Владимир Абаринов: Эта девочка жива. Ее зовут Наталья Хаютина, ей сейчас 85 лет. Она живет в Магадане.

Титульный лист первого издания английского перевода романа "Жизнь и судьба". Collins Harvill, 1985

Английское издание "Жизни и судьбы" стало заметным литературным событием в англоязычном мире. Я уже цитировал отзывы маститых писателей. Новая волна популярности пришла к Гроссману после радиоспектакля BBC, который вышел в эфир в сентябре 2011 года. Это восьмичасовой сериал по переводу Роберта Чандлера с участием известных актеров. Именно из него я взял отрывок из письма матери Штрума. Это письмо вообще превратилось на Западе в самостоятельный моноспектакль. На французском языке под названием "Последнее письмо" – La Dernière Lettre – его поставил в парижском театре Comédie-Française американский режиссер Фредерик Вайсманн с актрисой Катрин Сами в главной и единственной роли, а потом снял фильм на основе этого спектакля. Роберт Чандлер рассказывает, что одна из зрительниц, посмотрев спектакль, сказала режиссеру: "Я не получила последнего письма от своей матери. Но сейчас у меня такое чувство, что оно наконец дошло".

Но все это в прошлом. Ну а сегодня? Остается ли роман в числе важных и нужных англоязычному читателю книг?

Роберт Чандлер: Думаю, что да. Недавно в Лондоне труппа Льва Додина показала спектакль на русском языке, и он привлек довольно много внимания.

Владимир Абаринов: Процитирую рецензию Доминика Маквелла из газеты Times:

"...захлестывает нас волна небезгрешной, загнанной, бесконечно вопрошающей и не находящей ответа жизни, которою так несуетно проживает на наших глазах этот удивительный актерский ансамбль. Я не верю в мировое Добро, говорит один из героев, я верю в доброту.

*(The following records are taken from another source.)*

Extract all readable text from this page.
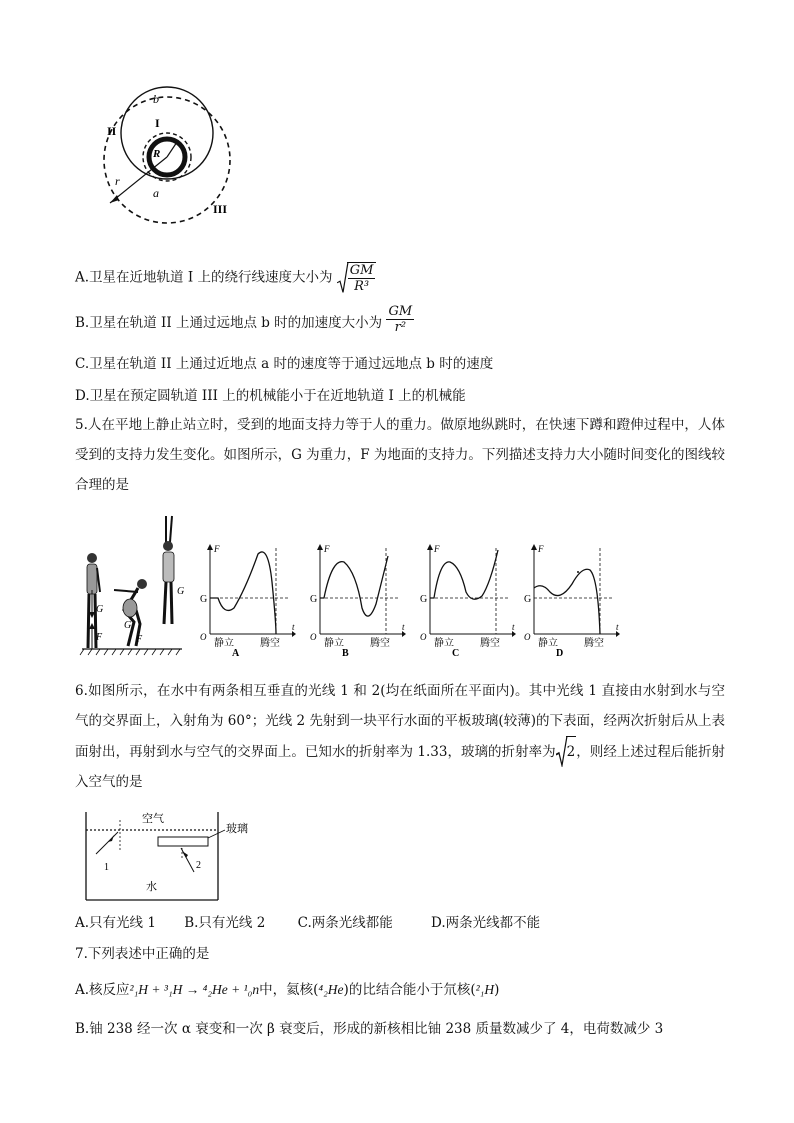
b
I
II
R
r
a
III
A.卫星在近地轨道 I 上的绕行线速度大小为 $\frac{GM}{\text{R³}}$
B.卫星在轨道 II 上通过远地点 b 时的加速度大小为 $\frac{GM}{\text{r²}}$
C.卫星在轨道 II 上通过近地点 a 时的速度等于通过远地点 b 时的速度
D.卫星在预定圆轨道 III 上的机械能小于在近地轨道 I 上的机械能
5.人在平地上静止站立时，受到的地面支持力等于人的重力。做原地纵跳时，在快速下蹲和蹬伸过程中，人体受到的支持力发生变化。如图所示，G 为重力，F 为地面的支持力。下列描述支持力大小随时间变化的图线较合理的是
G
F
G
F
G
F
G
O
t
静立	腾空
A
F
G
O
t
静立	腾空
B
F
G
O
t
静立	腾空
C
F
G
O
t
静立	腾空
D
6.如图所示，在水中有两条相互垂直的光线 1 和 2(均在纸面所在平面内)。其中光线 1 直接由水射到水与空气的交界面上，入射角为 60°；光线 2 先射到一块平行水面的平板玻璃(较薄)的下表面，经两次折射后从上表面射出，再射到水与空气的交界面上。已知水的折射率为 1.33，玻璃的折射率为 2，则经上述过程后能折射入空气的是
空气
玻璃
水
1	2
A.只有光线 1 B.只有光线 2 C.两条光线都能	D.两条光线都不能
7.下列表述中正确的是
A.核反应²₁H + ³₁H → ⁴₂He + ¹₀n中，氦核(⁴₂He)的比结合能小于氘核(²₁H)
B.铀 238 经一次 α 衰变和一次 β 衰变后，形成的新核相比铀 238 质量数减少了 4，电荷数减少 3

И вот уже согласно киваешь и ты, сидя в зале. И вот ты уже не можешь дышать, смотря, как строй мужчин уходит в газовую камеру, играя на духовых".

С нами был переводчик Роберт Чандлер. Отрывки из романа Василия Гроссмана "Жизнь и судьба" читали Евгений Киндинов, Джанет Сузман и Сергей Маковецкий. Прозвучала песня Леонарда Коэна Dance Me to the End of Love. А закачиваем мы адажио из концерта для гобоя и струнных Алессандро Марчелло – эта музыка есть в сериале Сергея Урсуляка, но ее автор почему-то не указан в титрах. Камерный оркестр I musici, соло на гобое – Хайнц Холлигер. Запись 1987 года.